MSU recently licensed FaceSketch to Morpho, the world’s largest biometrics company, so it can be used by more law enforcement agencies worldwide.

“Facial sketch matching represents the next generation of facial recognition systems,” said Thomas Chenevier, Morpho senior vice president of products and innovation. “MSU researchers have created a powerful new tool that will allow law enforcement to solve more crimes to safeguard our communities.”

Liane Moriyama, administrator, Hawaii Criminal Justice Data Center, agrees that the system is an asset to authorities.

“This facial recognition solution has enhanced our ability to identify criminals,” she said. “In crime cases where witness testimony is the only clue, use of facial sketches within a facial recognition system could improve the capability to identify suspects.”
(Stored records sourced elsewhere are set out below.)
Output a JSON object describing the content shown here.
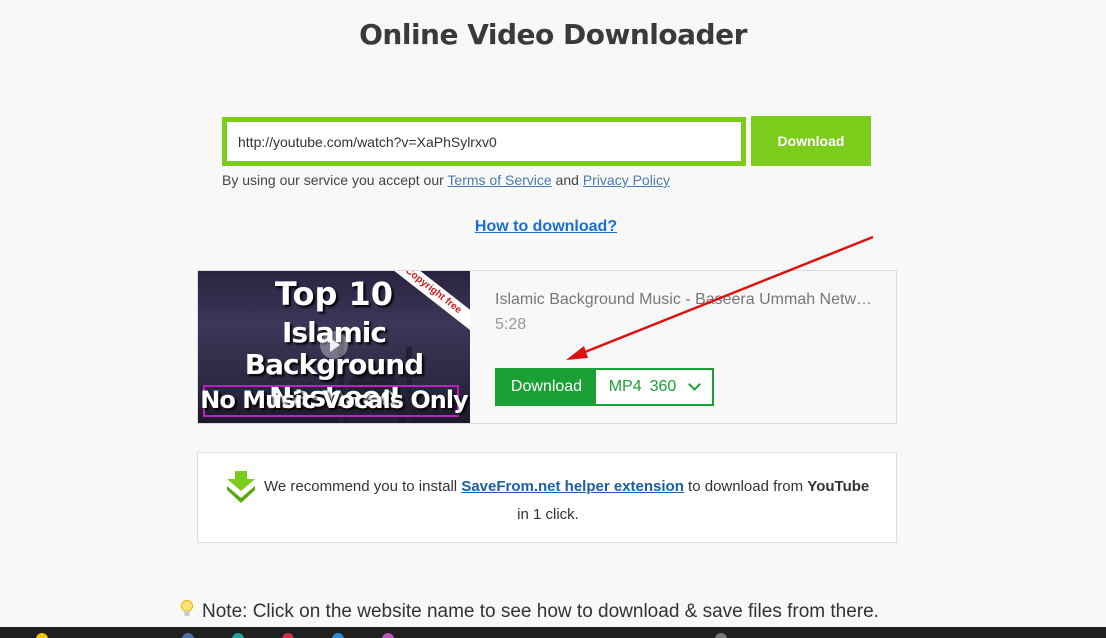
{
  "header": {
    "title": "Online Video Downloader"
  },
  "search": {
    "url_value": "http://youtube.com/watch?v=XaPhSylrxv0",
    "download_label": "Download"
  },
  "terms": {
    "prefix": "By using our service you accept our ",
    "tos_label": "Terms of Service",
    "and": " and ",
    "privacy_label": "Privacy Policy"
  },
  "howto": {
    "label": "How to download?"
  },
  "result": {
    "thumbnail": {
      "line1": "Top 10",
      "line2a": "Islamic Background",
      "line2b": "Nasheed",
      "line3": "No Music Vocals Only",
      "ribbon": "Copyright free"
    },
    "title": "Islamic Background Music - Baseera Ummah Network",
    "duration": "5:28",
    "download_label": "Download",
    "format_type": "MP4",
    "format_quality": "360"
  },
  "recommend": {
    "prefix": "We recommend you to install ",
    "link_label": "SaveFrom.net helper extension",
    "middle": " to download from ",
    "platform": "YouTube",
    "line2": "in 1 click."
  },
  "note": {
    "text": "Note: Click on the website name to see how to download & save files from there."
  },
  "colors": {
    "accent": "#7ccc1b",
    "download_green": "#1aa034",
    "link_blue": "#1a6fd4",
    "arrow_red": "#e01010"
  }
}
The licensing of the FaceSketchID System to Morpho is an example of how MSU innovations put knowledge and research discoveries to work to make communities safer.

Assisting in the development of FaceSketchID were Hu Han, MSU postdoctoral fellow; former MSU graduate students Brendan Klare and Scott Klum; and Josh Klontz, MSU visiting researcher.

The FaceSketchID System development was supported by a grant from the National Institute of Justice.